Edit: Sorry rest of reply was wrong. Had to account for not hitting until i^th loop.


Not sure that adds up, I translated the right side of the equality into a Python statement and it returns a number I am not sure how to interpret:

  1/99 * sum([(i-1)*i for i in range(2, 100)])   # 3266.666666666667
Both the median and mean are around 12 for 10K runs of the loop.


I edited my response with an apology! Thanks for checking!


No worries, I think your solution coverges with @Someone's above, if I am not mistaken. You're multiplying the probabilities for all values of j up to i for all values of i.

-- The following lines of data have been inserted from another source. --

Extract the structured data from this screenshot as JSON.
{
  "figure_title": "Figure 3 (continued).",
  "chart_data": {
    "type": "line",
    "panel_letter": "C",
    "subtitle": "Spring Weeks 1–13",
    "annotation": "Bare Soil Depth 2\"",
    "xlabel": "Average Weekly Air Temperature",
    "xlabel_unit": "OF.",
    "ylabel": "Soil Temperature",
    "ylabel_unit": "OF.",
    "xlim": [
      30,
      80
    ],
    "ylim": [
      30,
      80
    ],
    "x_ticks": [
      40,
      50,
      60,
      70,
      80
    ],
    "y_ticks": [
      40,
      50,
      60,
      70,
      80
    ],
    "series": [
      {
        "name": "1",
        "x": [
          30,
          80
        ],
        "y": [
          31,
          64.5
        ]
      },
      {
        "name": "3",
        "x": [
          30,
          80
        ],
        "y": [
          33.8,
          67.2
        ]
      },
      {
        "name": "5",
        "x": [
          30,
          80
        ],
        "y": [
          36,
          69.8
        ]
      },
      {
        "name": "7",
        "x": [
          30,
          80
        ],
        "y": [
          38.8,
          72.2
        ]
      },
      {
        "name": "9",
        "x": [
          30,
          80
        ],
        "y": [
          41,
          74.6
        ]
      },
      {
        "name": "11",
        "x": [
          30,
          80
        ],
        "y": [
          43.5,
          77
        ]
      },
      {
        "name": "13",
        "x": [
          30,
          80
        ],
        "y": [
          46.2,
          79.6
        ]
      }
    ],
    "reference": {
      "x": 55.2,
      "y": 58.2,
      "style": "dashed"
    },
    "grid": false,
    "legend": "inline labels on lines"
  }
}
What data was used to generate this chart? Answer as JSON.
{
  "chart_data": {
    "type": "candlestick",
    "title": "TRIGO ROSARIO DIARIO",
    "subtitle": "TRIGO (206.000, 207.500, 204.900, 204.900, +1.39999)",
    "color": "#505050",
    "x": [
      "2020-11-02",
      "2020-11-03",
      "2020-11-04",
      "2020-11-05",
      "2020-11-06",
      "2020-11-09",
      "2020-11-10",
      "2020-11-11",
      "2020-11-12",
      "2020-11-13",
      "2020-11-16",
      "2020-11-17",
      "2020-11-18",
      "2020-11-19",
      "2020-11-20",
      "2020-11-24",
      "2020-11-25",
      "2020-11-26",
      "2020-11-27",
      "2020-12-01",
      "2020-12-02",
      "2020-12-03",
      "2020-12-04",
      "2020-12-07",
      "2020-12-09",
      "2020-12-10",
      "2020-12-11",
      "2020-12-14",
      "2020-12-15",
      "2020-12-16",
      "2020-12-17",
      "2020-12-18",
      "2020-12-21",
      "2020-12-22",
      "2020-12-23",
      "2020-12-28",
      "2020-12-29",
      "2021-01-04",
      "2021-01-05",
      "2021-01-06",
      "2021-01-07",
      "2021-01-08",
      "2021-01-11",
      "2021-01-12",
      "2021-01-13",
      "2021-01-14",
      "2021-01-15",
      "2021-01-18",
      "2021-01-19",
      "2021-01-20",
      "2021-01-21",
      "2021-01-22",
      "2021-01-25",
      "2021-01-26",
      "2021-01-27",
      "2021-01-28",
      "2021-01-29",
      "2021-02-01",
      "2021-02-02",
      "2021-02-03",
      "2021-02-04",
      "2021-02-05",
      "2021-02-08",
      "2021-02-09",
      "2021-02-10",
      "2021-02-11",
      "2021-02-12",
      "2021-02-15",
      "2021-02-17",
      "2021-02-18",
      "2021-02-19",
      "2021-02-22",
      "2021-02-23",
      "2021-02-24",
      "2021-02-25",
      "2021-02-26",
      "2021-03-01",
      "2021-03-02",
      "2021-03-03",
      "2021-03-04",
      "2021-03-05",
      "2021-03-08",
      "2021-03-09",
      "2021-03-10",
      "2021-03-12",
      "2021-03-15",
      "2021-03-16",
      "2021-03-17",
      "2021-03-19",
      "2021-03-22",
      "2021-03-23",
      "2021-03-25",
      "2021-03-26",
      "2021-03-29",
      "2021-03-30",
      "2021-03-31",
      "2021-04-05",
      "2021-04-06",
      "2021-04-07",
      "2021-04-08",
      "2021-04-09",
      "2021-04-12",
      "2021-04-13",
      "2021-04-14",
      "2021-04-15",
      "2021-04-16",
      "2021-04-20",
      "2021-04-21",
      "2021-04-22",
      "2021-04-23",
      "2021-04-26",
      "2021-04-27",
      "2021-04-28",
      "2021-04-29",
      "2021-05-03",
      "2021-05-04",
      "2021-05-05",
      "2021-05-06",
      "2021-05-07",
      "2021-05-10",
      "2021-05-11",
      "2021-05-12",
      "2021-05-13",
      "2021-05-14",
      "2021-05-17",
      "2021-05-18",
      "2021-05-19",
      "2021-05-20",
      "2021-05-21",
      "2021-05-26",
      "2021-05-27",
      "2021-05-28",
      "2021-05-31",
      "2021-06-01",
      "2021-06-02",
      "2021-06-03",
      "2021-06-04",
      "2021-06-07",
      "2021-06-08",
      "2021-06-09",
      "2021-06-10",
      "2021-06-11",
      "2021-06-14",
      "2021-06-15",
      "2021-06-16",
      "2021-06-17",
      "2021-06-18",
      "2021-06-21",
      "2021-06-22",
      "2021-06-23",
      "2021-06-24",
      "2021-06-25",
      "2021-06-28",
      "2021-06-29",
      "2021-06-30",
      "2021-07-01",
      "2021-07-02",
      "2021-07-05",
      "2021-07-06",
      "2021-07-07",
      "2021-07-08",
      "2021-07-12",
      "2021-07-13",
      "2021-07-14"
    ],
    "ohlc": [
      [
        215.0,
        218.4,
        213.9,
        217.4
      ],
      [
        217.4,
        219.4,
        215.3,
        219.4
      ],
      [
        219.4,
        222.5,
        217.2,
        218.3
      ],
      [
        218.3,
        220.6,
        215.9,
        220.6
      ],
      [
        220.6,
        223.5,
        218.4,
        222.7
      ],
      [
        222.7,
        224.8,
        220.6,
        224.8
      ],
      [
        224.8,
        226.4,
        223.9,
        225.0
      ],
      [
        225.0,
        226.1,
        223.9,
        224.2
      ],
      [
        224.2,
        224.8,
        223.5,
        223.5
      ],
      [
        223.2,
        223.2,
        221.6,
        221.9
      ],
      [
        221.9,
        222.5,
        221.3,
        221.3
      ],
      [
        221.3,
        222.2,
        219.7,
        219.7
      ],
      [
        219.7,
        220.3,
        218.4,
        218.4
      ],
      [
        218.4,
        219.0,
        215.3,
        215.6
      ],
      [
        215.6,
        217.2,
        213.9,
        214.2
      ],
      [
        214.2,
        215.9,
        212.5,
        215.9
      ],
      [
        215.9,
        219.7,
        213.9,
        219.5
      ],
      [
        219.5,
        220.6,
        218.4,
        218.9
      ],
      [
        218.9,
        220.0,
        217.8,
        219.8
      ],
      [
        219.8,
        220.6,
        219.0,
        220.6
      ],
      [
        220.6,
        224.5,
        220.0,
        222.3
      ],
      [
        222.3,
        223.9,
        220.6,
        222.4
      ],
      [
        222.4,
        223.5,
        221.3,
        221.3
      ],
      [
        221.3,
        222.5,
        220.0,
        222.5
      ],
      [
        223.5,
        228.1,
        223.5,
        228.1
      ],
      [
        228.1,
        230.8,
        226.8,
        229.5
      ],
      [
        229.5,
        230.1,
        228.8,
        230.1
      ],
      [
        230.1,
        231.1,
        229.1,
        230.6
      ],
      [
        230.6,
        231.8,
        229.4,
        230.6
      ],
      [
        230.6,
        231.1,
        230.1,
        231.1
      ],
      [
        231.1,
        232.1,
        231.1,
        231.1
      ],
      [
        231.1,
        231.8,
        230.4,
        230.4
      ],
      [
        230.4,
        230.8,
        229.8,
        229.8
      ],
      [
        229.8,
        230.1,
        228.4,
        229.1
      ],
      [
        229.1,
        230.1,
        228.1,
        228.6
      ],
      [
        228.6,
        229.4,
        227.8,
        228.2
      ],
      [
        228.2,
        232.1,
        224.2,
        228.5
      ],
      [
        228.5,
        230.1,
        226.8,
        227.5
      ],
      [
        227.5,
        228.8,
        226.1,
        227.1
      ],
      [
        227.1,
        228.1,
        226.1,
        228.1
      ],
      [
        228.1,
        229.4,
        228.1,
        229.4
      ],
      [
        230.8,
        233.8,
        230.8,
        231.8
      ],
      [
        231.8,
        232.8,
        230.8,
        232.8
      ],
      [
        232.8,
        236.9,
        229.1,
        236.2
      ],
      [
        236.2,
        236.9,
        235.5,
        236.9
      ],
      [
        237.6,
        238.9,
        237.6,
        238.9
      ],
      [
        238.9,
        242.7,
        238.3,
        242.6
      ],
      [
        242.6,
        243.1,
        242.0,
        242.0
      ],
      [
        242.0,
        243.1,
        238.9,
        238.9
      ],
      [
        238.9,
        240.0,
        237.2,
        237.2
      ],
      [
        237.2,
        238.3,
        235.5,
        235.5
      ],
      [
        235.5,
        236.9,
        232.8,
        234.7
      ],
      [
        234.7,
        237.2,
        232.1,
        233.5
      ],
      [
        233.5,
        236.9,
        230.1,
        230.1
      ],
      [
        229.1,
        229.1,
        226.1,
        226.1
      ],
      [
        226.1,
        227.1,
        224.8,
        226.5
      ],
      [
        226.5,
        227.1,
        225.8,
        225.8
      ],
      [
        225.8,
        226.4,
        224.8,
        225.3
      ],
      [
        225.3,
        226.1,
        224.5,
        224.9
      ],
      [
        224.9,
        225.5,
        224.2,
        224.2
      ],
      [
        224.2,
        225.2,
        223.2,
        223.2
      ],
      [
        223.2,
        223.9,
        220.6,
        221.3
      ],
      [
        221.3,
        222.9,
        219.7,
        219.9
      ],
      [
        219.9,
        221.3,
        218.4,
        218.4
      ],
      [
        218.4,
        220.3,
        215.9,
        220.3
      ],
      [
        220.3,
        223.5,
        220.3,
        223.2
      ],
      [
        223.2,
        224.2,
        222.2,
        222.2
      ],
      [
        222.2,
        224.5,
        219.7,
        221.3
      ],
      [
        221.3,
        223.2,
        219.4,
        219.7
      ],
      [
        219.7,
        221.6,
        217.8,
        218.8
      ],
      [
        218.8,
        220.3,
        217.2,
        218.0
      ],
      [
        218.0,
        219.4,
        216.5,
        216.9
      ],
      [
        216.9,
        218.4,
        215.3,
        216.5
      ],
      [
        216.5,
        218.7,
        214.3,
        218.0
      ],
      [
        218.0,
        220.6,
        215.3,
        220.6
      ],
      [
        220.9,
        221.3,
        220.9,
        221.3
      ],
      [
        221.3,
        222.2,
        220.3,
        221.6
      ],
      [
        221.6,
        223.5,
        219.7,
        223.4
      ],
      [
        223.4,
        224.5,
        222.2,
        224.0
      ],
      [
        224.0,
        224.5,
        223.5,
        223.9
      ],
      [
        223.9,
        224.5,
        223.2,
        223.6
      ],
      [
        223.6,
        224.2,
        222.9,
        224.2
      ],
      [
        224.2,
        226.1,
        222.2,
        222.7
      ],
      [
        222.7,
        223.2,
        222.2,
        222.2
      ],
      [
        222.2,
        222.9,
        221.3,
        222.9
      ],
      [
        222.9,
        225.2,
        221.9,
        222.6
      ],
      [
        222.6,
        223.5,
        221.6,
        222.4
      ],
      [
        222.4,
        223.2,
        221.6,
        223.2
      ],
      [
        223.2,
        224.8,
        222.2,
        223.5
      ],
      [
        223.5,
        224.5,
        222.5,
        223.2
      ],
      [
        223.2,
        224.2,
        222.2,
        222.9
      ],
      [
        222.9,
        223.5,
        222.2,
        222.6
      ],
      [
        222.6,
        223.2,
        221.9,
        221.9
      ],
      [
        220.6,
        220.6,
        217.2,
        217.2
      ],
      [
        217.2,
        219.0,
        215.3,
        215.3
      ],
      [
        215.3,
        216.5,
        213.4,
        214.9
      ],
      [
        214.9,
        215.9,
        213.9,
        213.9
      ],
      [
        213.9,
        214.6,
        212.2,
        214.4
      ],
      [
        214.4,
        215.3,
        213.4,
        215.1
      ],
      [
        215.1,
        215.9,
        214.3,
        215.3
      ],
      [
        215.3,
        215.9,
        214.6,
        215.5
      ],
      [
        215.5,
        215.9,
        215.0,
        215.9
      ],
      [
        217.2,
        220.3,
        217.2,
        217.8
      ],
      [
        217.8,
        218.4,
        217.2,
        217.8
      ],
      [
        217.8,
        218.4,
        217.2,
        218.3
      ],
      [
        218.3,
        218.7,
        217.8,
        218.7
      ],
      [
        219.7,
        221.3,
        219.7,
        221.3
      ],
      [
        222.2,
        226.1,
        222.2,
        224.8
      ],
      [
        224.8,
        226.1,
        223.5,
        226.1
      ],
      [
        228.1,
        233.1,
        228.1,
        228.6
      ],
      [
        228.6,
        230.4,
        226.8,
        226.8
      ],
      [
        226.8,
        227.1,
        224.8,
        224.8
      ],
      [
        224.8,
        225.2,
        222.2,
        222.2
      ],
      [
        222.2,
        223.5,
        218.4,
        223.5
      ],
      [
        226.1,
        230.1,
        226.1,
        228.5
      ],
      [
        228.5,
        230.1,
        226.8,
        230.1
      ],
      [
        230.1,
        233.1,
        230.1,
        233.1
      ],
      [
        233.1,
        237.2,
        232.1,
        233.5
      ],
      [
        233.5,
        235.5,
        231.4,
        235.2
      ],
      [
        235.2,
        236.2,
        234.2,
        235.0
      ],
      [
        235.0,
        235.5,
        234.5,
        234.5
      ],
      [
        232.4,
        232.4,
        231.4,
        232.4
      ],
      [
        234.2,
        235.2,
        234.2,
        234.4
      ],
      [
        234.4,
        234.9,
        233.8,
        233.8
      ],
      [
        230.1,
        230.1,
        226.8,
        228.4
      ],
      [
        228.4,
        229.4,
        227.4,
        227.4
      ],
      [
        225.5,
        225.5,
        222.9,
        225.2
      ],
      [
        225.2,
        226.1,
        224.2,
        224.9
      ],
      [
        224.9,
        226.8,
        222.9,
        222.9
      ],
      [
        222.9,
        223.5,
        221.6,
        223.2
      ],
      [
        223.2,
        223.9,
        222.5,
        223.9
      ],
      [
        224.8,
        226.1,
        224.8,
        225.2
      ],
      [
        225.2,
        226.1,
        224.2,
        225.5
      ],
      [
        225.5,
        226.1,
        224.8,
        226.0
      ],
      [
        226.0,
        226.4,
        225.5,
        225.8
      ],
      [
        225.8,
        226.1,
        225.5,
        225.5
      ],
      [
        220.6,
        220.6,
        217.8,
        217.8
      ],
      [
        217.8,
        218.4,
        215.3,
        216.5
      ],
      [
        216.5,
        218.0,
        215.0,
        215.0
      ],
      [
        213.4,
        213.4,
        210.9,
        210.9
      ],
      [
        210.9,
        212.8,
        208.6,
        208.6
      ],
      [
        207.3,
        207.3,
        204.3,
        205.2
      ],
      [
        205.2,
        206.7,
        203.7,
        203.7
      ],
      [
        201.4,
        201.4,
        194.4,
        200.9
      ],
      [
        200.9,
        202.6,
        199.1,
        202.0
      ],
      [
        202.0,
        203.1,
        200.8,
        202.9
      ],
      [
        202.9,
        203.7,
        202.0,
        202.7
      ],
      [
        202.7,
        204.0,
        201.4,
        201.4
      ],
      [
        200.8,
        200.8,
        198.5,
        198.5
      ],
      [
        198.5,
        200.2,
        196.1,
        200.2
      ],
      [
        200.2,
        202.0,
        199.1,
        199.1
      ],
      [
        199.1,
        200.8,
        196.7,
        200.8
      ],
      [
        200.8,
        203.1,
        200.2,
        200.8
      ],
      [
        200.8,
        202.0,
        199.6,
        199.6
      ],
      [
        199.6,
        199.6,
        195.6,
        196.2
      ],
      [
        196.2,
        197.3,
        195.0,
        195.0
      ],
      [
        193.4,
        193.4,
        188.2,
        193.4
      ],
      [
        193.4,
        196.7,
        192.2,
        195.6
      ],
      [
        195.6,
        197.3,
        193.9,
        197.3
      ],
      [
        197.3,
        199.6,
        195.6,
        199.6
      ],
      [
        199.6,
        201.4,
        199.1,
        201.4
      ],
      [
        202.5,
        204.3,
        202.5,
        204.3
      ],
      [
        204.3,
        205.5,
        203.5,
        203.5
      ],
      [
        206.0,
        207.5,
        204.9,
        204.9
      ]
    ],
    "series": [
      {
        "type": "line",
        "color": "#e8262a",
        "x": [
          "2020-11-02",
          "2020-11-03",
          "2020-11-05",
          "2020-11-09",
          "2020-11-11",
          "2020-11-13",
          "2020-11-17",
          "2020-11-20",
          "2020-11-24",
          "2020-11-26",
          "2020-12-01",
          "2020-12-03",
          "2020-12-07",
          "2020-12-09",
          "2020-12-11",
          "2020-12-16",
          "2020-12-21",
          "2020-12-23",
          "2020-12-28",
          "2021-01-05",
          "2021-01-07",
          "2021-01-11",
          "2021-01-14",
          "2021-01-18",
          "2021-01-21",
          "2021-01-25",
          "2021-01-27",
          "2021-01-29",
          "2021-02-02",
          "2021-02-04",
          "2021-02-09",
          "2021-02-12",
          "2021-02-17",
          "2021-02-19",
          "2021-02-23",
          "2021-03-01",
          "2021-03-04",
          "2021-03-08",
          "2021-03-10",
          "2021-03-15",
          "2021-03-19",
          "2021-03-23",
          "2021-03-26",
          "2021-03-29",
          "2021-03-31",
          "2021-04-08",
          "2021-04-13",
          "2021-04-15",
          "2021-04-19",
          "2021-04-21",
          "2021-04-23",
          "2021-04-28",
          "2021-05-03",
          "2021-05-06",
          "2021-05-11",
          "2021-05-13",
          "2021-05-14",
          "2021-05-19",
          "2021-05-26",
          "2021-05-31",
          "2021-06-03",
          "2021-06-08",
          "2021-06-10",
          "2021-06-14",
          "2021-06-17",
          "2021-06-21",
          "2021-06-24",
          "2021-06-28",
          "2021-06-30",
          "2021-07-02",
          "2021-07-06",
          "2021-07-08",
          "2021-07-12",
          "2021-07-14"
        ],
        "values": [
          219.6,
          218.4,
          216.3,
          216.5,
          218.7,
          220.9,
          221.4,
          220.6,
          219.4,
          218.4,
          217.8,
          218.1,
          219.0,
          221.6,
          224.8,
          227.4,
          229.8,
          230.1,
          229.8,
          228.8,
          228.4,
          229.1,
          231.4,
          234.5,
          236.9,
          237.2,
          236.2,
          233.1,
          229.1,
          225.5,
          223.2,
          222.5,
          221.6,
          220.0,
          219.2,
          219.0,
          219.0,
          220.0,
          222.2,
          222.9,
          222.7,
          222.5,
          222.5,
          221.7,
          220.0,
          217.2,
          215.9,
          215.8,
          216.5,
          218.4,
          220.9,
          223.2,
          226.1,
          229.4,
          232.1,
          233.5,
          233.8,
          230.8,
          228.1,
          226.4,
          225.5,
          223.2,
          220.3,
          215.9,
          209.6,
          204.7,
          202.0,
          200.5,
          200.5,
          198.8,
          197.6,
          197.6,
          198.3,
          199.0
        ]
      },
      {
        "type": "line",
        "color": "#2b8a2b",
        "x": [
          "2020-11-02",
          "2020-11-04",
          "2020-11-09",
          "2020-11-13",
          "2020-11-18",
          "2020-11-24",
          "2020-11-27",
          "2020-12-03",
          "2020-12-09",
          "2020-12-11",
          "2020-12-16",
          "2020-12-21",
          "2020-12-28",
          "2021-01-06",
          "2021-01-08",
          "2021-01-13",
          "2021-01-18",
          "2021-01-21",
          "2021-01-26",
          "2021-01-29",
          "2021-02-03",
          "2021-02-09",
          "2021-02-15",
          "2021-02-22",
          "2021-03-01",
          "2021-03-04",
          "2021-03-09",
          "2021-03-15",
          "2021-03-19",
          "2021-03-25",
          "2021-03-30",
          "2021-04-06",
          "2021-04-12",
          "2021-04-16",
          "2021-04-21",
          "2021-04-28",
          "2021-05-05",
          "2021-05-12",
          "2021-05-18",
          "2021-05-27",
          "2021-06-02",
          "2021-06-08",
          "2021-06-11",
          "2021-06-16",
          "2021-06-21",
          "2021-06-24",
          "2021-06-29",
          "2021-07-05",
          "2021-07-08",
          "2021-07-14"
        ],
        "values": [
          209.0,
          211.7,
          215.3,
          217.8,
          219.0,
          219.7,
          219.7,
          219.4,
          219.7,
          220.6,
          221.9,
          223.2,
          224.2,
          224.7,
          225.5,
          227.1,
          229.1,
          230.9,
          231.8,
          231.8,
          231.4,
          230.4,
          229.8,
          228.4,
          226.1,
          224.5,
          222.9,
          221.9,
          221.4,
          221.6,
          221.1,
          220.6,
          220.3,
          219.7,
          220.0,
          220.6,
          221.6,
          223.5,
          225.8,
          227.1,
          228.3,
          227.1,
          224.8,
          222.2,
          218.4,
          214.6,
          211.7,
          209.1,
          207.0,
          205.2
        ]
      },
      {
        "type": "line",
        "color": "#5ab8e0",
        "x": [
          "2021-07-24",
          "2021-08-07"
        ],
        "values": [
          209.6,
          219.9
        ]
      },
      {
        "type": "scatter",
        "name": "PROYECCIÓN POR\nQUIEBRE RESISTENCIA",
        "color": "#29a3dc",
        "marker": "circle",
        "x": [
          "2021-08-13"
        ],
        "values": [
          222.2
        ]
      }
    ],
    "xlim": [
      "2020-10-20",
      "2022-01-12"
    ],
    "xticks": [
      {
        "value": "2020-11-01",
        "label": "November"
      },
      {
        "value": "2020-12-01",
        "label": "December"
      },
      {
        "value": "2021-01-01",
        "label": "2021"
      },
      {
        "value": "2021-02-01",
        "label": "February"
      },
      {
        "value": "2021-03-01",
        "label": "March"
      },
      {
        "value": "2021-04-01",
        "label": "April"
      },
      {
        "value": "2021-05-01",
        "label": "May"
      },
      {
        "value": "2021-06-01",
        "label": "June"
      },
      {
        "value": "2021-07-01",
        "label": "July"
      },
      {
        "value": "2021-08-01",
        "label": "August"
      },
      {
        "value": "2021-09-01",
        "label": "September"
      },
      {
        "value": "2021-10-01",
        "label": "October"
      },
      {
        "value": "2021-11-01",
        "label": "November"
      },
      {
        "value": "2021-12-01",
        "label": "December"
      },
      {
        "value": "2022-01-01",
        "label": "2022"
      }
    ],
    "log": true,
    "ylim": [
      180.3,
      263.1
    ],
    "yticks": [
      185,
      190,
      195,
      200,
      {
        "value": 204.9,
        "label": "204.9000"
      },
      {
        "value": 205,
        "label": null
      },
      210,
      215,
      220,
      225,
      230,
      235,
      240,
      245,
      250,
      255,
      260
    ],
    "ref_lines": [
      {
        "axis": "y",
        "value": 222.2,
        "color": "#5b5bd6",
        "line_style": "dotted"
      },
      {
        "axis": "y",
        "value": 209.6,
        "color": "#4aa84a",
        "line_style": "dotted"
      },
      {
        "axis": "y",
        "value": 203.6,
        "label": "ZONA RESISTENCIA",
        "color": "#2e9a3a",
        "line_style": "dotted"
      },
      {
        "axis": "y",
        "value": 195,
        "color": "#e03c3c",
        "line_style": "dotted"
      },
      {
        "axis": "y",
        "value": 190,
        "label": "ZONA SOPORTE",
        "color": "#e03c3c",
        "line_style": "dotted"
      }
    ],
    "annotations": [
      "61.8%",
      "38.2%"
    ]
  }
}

Yes I am and yes I think it does:

edit - actually, the calculations from the other guy are probability calculations, so this is related to the median. I have given you a mean calculation, which should be related to the average. But you already mentioned that they are close ...


You’re calculating a random number every time the loop runs. If you want an average of 50 you should call random outside the loop and save the value to be compared each time.


Yes, that's true. I don't want an average of 50. My initial guess of 50 is wrong. I am trying to understand why the average turned out to be approximately 12.


The only random variable in that code is "Random(1, 100)" and its expected value is 50.